Why are things more annoying in autistic self-discovery?

YouTube
It’s also reassuring to see that we’ve adopted some of the suggested changes just as a side-effect of embracing autism. When you know what your deal is it is a lot easier to find things that work for you rather than focusing on things that “should” work but don’t (which are absurdly frustrating).

Changing the CW to emoji because it’s cute.

Anyway today I’m thinking about how I don’t remember most of last week, but the sound of a friend falling down the stairs 30 years ago is echoing in my head with perfect clarity.

tbh this memory stings a lot because it’s the clearest memory I have of her rn and the reason she fell is the reason she isn’t around anymore. Epilepsy is a fucking monster.

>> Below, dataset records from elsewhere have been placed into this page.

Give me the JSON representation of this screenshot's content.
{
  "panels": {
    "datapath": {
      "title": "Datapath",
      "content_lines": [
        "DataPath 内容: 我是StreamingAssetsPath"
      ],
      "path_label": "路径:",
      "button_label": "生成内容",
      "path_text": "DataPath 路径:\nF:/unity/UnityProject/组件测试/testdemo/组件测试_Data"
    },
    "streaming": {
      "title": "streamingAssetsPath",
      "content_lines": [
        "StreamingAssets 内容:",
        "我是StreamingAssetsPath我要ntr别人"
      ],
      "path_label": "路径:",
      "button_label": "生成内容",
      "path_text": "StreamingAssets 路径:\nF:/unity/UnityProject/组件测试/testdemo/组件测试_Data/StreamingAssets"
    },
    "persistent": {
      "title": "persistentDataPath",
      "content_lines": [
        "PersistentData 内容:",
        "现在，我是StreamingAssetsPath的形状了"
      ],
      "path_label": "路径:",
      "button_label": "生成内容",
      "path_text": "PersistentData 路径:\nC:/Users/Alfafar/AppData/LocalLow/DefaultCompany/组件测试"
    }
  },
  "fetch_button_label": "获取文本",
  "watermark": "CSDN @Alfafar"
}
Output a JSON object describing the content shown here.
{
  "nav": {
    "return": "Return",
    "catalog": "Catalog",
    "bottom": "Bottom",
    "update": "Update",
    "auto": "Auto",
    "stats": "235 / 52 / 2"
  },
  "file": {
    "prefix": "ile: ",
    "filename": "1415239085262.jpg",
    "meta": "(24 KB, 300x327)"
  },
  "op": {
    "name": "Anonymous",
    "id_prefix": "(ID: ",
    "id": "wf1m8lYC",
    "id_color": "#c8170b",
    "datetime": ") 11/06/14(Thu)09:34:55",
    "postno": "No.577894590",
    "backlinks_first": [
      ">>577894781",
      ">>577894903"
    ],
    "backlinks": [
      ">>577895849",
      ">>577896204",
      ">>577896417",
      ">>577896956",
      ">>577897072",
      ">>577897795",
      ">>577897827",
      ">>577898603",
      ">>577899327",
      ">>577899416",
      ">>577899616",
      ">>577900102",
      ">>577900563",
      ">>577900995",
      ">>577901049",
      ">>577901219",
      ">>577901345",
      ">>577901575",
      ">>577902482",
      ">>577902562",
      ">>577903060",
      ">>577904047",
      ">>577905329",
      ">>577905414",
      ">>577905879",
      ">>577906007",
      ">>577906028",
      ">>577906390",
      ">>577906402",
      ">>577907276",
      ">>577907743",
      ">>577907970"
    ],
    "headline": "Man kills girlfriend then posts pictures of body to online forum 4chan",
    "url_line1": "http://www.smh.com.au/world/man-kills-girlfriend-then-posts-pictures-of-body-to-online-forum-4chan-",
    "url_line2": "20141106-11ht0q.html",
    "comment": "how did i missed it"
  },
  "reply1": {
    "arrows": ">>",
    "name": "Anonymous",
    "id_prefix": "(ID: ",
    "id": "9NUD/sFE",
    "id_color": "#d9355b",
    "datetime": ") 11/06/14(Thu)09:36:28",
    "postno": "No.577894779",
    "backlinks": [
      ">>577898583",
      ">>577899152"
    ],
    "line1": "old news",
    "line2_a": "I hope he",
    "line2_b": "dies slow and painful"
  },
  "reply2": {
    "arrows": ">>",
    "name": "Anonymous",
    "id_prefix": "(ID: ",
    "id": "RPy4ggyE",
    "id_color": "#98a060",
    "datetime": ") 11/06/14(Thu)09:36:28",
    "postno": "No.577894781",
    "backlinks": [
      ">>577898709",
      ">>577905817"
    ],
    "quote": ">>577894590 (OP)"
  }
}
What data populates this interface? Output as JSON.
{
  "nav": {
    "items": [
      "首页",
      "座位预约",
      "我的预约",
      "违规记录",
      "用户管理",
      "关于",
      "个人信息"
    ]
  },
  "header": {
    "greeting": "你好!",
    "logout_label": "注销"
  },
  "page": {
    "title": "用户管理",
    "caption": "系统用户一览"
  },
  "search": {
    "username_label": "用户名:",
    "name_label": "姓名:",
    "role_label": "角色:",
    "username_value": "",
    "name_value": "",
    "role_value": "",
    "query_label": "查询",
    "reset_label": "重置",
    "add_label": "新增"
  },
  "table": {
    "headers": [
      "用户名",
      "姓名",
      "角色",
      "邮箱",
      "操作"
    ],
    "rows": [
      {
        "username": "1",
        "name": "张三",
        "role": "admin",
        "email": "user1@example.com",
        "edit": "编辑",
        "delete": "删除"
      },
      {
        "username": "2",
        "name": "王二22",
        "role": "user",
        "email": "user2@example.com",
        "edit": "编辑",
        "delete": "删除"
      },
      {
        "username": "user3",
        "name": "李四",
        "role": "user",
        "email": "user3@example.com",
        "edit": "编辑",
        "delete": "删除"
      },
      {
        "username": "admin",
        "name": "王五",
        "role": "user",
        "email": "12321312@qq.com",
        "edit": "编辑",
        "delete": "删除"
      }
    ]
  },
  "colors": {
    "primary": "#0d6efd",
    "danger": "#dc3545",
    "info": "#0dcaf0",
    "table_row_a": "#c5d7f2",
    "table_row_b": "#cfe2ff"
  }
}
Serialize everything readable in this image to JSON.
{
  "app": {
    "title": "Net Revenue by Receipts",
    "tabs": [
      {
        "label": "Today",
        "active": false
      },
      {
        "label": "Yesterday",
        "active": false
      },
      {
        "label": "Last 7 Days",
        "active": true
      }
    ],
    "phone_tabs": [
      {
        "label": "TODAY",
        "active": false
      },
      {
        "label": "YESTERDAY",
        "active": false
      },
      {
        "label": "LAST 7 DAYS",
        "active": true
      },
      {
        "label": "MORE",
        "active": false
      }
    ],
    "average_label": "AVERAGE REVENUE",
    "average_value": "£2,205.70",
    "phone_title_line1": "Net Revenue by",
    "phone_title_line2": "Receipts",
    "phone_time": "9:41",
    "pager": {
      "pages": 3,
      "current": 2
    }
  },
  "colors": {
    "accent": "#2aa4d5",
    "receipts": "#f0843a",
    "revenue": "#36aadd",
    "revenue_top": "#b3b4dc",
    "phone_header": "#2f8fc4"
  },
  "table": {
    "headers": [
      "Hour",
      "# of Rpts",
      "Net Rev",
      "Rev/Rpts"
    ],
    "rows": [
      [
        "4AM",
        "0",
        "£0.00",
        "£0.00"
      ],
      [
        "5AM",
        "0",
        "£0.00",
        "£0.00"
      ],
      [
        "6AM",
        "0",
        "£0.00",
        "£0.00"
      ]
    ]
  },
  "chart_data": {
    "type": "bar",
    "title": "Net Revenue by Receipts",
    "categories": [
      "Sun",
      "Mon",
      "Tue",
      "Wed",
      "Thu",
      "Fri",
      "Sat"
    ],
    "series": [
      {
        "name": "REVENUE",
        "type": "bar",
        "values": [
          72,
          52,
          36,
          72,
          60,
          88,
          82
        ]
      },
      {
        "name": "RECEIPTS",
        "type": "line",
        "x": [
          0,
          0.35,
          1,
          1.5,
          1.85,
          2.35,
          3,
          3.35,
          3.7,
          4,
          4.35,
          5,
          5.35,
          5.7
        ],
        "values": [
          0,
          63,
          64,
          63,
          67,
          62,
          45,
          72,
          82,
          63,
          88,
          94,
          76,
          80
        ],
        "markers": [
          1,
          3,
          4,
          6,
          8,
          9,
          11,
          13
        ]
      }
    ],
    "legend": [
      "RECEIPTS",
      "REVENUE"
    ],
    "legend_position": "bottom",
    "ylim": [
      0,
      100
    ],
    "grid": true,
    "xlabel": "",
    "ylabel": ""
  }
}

Me: “Okay! I’ve got energy! I’ve got motivation! I’m going to do so much work today!”

My brain: “You’re going to yell random bullshit for 2-3 hours until you’re hoarse, then you’ll be unable to focus for another few hours. THEN you can work, IF I’m feeling generous.”

Something that bothers me the most about calling autism a “disorder” is that it implies a neurotype that is perfectly ordered.

Have you ever met a single person with a mind like that? They don’t exist at all (but if they did, I expect they’d be autistic).

This is exceptionally good https://youtu.be/x4ieMzbXiRA

Something I’m thinking about this morning is “non-verbal” vs “non-vocal”. It seems a lot of autistic folks prefer “non-vocal” because apparently “non-verbal” implies an inability to communicate at all… but I disagree.

When I can’t speak, I find vocal communication much easier! I like to think I’m pretty expressive and clear with simple voicing (“moan” type sounds of varying patterns and frequencies. Like, a “nuh-uh” is so simple and everyone understands it)

@Sophie this sounds like needing precision. vocal is about using voice. my patients (companion quadrupeds) are often vocal,never verbal. verbal is about using words. after my tonsillectomy I was verbal but non vocal.

I think sometimes the usage of non-verbal is non-vocal-verbal, which is social rather than strictly precise languages. I feel like your vocal non-verbal communication gets cut out in that model.